Boys from Bihar are subjected to forced labour in embroidery factories in Nepal, it said.
Experts estimate millions of women and children are victims of sex trafficking in India.
A large number of Nepali, Afghan, and Bangladeshi females -- the majority of whom are children -- and women and girls from Asia and Eurasia are also subjected to sex trafficking in India, the report said.
Prime destinations for female trafficking victims include Kolkata, Mumbai, Delhi, Gujarat, and along the India-Nepal border.
Traffickers pose as matchmakers, arranging sham marriages within India or to Gulf states, and then subject women and girls to sex trafficking, the report said.

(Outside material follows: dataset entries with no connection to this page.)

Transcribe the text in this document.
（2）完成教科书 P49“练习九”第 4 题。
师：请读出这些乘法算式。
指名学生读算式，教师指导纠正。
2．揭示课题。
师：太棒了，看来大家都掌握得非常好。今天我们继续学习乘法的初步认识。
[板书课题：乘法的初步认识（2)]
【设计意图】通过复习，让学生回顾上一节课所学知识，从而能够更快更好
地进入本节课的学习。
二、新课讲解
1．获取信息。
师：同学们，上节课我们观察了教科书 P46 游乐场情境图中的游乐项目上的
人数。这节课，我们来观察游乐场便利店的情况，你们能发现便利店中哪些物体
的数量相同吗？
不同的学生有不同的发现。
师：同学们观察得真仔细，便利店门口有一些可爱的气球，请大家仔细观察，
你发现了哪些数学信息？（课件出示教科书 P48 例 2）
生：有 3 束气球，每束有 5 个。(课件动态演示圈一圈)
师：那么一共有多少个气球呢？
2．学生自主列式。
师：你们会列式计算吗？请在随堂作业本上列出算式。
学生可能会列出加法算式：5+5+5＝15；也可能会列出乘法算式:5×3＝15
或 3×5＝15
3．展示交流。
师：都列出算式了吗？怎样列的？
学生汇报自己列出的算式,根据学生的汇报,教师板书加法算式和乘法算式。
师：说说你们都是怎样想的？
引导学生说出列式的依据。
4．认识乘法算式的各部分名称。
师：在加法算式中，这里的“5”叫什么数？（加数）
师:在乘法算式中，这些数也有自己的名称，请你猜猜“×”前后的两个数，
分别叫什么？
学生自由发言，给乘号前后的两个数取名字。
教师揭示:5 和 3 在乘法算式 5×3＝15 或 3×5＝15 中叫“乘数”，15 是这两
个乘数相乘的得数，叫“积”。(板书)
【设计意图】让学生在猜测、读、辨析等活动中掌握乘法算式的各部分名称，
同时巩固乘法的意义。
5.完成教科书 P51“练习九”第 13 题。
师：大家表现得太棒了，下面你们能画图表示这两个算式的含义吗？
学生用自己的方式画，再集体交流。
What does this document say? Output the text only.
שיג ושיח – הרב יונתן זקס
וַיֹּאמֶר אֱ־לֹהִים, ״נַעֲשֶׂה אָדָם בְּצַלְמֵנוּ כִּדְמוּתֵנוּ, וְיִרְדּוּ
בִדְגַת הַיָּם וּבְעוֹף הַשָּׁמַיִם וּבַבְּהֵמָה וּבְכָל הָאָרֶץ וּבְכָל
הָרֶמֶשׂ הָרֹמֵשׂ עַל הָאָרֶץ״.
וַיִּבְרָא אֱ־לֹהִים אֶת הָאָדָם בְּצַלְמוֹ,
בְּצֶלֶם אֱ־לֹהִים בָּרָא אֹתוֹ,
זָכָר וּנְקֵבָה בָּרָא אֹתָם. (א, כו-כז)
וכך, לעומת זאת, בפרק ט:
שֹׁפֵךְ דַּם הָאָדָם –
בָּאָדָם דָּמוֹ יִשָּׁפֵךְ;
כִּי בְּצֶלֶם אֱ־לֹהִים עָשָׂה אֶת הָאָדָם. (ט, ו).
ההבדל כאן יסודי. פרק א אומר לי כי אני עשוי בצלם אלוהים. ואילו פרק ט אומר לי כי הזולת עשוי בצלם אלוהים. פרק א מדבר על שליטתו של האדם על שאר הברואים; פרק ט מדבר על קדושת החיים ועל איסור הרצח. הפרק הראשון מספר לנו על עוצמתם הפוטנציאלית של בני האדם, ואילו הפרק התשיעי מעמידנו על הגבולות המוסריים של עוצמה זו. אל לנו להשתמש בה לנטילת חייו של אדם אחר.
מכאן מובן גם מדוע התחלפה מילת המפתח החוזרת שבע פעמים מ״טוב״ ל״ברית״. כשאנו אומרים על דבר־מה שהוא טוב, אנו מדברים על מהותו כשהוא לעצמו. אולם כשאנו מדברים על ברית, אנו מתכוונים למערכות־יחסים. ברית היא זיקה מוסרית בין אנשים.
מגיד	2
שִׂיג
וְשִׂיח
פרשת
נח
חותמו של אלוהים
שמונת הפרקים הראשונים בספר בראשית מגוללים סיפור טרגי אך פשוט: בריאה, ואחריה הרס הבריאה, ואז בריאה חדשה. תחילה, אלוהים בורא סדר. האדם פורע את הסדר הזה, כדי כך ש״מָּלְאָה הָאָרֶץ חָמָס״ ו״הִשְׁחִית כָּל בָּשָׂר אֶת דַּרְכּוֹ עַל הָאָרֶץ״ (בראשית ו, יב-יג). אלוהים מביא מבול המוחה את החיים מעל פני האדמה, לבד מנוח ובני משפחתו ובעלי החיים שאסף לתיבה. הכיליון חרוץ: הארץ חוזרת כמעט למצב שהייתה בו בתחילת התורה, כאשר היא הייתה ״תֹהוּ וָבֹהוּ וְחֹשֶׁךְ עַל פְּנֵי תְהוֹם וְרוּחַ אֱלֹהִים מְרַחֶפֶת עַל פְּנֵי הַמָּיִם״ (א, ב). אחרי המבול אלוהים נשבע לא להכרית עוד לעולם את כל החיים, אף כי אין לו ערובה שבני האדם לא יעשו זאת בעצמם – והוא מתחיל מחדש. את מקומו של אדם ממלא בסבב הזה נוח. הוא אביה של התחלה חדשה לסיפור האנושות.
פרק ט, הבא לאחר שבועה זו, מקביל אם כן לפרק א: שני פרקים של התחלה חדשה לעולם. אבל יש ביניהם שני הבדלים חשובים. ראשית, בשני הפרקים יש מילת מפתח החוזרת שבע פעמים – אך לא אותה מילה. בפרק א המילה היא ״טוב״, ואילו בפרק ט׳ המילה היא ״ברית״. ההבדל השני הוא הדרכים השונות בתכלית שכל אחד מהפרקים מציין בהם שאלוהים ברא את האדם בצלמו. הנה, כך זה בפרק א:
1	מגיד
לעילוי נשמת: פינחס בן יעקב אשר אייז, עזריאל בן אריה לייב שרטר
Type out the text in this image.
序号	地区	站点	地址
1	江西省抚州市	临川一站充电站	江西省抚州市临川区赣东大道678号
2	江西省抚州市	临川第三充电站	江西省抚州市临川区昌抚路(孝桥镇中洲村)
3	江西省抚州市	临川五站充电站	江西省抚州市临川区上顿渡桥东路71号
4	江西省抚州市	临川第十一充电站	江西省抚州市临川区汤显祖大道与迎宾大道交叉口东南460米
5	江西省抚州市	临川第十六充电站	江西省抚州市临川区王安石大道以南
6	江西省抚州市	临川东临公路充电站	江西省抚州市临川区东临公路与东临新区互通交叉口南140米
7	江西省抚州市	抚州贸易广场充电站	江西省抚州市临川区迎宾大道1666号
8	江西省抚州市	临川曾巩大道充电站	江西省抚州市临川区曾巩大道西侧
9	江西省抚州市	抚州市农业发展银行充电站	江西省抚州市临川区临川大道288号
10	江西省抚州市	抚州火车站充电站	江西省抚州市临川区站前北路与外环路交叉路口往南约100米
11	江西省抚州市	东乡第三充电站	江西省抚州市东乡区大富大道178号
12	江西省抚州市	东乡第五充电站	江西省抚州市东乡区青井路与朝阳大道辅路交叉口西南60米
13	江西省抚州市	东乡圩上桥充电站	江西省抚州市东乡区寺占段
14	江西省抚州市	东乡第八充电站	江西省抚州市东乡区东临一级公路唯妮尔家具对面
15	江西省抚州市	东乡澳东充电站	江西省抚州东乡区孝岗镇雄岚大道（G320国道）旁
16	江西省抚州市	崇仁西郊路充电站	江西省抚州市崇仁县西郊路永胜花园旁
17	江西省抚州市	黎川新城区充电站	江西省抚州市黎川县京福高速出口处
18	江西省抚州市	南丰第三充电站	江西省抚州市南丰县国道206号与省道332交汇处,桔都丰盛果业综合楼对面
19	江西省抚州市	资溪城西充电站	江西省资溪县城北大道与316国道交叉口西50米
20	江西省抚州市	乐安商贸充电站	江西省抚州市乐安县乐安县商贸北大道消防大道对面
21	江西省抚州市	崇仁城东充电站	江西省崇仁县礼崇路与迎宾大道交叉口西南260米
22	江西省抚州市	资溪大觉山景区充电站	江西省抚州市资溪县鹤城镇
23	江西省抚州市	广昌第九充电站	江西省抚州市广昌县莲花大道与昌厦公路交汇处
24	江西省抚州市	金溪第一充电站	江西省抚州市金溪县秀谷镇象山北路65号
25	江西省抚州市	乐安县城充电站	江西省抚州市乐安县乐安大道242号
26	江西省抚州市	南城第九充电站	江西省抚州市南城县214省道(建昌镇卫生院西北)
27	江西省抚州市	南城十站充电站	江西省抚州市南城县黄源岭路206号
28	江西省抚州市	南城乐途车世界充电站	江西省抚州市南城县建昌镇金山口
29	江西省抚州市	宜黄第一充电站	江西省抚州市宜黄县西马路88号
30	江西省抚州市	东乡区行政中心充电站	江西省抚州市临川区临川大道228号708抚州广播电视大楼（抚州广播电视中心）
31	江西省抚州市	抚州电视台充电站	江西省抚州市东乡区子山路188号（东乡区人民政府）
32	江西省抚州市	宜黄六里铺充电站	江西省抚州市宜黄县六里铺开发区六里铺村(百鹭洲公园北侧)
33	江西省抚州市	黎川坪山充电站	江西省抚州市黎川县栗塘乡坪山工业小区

West Bengal continues to be a source for trafficking victims, with children more increasingly subjected to sex trafficking in small hotels, vehicles, huts, and private residences than traditional red light districts.
The report recommends that India cease the penalisation of trafficking victims, including restrictions on their travel and increase prosecutions and convictions for all forms of trafficking, including bonded labour, respecting due process.
India should also increase prosecutions of officials allegedly complicit in trafficking, and convict and punish those found guilty, it said.
The report recommended that India should also provide anti-trafficking training or guidance for diplomatic personnel to prevent their engagement or facilitation of trafficking crimes.